Thierry Barbé in Bassist & Composer Questionnaire, by David Heyes.

Many thanks to David Heyes for his questions published on one of his facebook pages – Bass notes:


 1)  What first attracted you to the double bass and at what age did you begin lessons?My piano teacher, Yolande Leblan, was double bassist in the Lorraine Philharmonic orchestra and her husband Maurice Leblan, student from Delmas Boussagol, was professor in the city’s conservatoire (Metz, Lorraine, north-east France). She introduced me, and as I liked the violin’s sound very much, but 15 year old, I felt curious and then in love with double bass that I discovered.

2)   Which teacher or teachers have had the biggest impact on you?

Maurice Leblan was such a huge player and absolute musician, with a so nice sound and vibrato… ( R.I.P. He died in august 2016 at the age of 96). Gary Karr was at that time the example, rare bass artist who produced so many recordings. Then, Jean-Marc Rollez influenced me so much, revelling my sense of phrasing. François Rabbath then made me free and more open to the world.

3)   When did you know that you were a bassist?

When I passed successfully the Opera de Paris orchestra’s audition in 1983, I was 21.

4)  Which bassists have inspired you and why?

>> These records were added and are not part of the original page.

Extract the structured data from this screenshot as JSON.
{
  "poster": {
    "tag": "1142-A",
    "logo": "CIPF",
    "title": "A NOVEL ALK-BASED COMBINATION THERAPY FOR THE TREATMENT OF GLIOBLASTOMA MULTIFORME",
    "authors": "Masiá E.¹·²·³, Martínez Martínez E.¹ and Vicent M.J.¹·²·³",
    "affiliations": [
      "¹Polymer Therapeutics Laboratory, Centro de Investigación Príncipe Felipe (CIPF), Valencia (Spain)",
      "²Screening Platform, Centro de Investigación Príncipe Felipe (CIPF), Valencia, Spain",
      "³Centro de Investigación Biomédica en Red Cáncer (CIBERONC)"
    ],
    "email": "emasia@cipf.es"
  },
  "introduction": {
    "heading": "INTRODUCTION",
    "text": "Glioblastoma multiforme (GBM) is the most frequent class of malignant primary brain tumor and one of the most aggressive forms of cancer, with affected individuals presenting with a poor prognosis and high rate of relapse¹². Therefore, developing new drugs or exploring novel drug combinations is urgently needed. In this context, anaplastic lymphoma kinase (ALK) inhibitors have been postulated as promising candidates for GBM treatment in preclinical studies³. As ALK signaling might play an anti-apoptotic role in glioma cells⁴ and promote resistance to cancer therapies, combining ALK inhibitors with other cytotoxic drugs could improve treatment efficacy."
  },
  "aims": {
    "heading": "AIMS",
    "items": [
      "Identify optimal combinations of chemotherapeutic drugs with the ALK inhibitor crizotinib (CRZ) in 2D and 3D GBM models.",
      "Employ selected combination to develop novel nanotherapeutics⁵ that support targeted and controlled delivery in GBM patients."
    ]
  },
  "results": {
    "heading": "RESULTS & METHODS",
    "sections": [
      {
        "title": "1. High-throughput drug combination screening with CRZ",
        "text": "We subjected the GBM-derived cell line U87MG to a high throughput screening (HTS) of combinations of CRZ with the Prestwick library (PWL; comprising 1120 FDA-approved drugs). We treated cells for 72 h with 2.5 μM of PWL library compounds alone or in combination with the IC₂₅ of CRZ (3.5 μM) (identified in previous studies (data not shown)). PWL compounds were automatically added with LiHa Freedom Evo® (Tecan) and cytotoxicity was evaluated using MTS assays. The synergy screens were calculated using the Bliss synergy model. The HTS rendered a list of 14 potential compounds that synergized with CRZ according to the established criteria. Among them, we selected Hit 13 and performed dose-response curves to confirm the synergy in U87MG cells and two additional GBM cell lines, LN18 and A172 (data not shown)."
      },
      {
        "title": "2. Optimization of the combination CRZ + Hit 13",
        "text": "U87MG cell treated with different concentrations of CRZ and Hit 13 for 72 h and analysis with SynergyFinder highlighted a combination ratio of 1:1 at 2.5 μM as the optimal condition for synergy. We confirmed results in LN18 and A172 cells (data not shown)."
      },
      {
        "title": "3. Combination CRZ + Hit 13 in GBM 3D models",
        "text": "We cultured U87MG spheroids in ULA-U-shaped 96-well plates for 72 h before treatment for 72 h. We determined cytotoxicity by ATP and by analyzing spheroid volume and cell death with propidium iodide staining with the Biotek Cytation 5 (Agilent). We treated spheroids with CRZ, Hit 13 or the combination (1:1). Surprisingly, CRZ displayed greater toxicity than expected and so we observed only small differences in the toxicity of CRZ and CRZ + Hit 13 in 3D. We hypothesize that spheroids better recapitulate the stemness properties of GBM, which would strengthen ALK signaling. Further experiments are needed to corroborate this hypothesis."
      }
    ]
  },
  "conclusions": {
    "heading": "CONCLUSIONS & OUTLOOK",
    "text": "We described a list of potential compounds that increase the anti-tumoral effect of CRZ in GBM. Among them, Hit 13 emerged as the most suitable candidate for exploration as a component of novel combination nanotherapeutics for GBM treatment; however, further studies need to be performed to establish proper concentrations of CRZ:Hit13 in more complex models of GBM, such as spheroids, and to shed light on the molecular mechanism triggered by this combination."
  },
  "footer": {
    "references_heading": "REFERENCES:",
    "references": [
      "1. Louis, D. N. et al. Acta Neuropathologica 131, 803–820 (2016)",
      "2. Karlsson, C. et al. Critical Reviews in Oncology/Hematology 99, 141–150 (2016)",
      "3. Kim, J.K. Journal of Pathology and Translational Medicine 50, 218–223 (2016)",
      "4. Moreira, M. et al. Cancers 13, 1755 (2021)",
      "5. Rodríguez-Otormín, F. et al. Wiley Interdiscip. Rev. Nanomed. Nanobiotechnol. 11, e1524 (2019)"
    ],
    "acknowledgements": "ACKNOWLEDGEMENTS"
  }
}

My meetings with so numerous world talented friends double bassists and ways of playing gave me more pure technique and re-enforced my identity. I am definitely part of the bass singer’s side, but very respectful of any kind of good playing. We do have to stay curious without judging and learn from everybody, about technique, repertoire, musics, instruments… You can see who are my favorite bass friends on facebook, by exploring my timeline.

5)   What were your original aspirations? Have you achieved them?

My professional career is successful and fulfilled. Beside, you know I am president of ABCDF, French bass society. During 8 years, I worked a lot for bassists and students, writing 4 reviews per year, organizing each year with the ABCDF team some  mini-bass competitions for kids of all ages, and then this wonderful Paris bass convention in 2008 (in CNSMDP), of which I am so proud, which started the idea of a european bass society. I would like to continue in that way.

6)   Do you teach? If so, what do you aim to give to your students?

I do and I like it. I try to open students’ minds and encourage them to deeply love double bass and really enjoy playing it with the music they like. I focus them also on their individual physical parameters and adjust in consequence their instruments and regulations. Sometime, it is very important to avoid spoiling a talent due to a not suitable instrument.

7)   Which musicians or composers have inspired you and had an impact on your career?

My harmony teacher Jean-Claude Raynaud and my music analysis professor Jacques Casterede ( I did the whole 2 classes in CNSMDP), because they gave me more domination on the music language like composers have. We studied the master composers as Bach, Mozart, Schuman, Debussy Ravel, imitating their styles. I like Haendel, Hindemith and Bartok in particular, all composers in general, and all styles of music as well.

8)   Do you perform as a soloist? If so, why? Which repertoire do you enjoy playing?

I do and I like it, humble and unpretentious. I like making nice sounds with my bow and left hand vibrato that I can listen myself, which is the exact contrary of what I do in the orchestra: I almost can’t hear myself, and I have to play a section sound. We spend our whole life as accompanists, ( what I also like), but please let us take a few time to listen ourselves in melodic phrases!

I enjoy playing all expressive solo music with piano, from all periods, but rather modern, original for bass or not. I could maybe say that french music with fine harmonies are my favorite. My recent DVD illustrate it:

Inside, you can find 2 contemporary composers friends of mine, Florentine Mulsant and Richard Dubugnon who wrote a sonata for me, the Debussy cello sonata that I transcribed, and the Tomasi concerto that I revived.

Another reason to play as soloist is for teaching: in a way, it is like research for science: The experience practicing piece gives us more advanced techniques that we can transmit to students. Bass solo playing needs constant researches. All technical methods which are published come from practice.

9)   Which is your favourite work for double bass, or a work which you think is important?

Every pieces are important, but, It could be the Henri Tomasi concerto I revived in Mexico, Japan, USA, Taiwan, France after Pierre Hellouin in 1973.

10)   Very few of us leave footsteps in the ‘sands of time’. What do you think your legacy will be?

I only would suggest it could be:

“Dear friends musicians and humans, be proud, continue to share and develop creativity with your instrument”.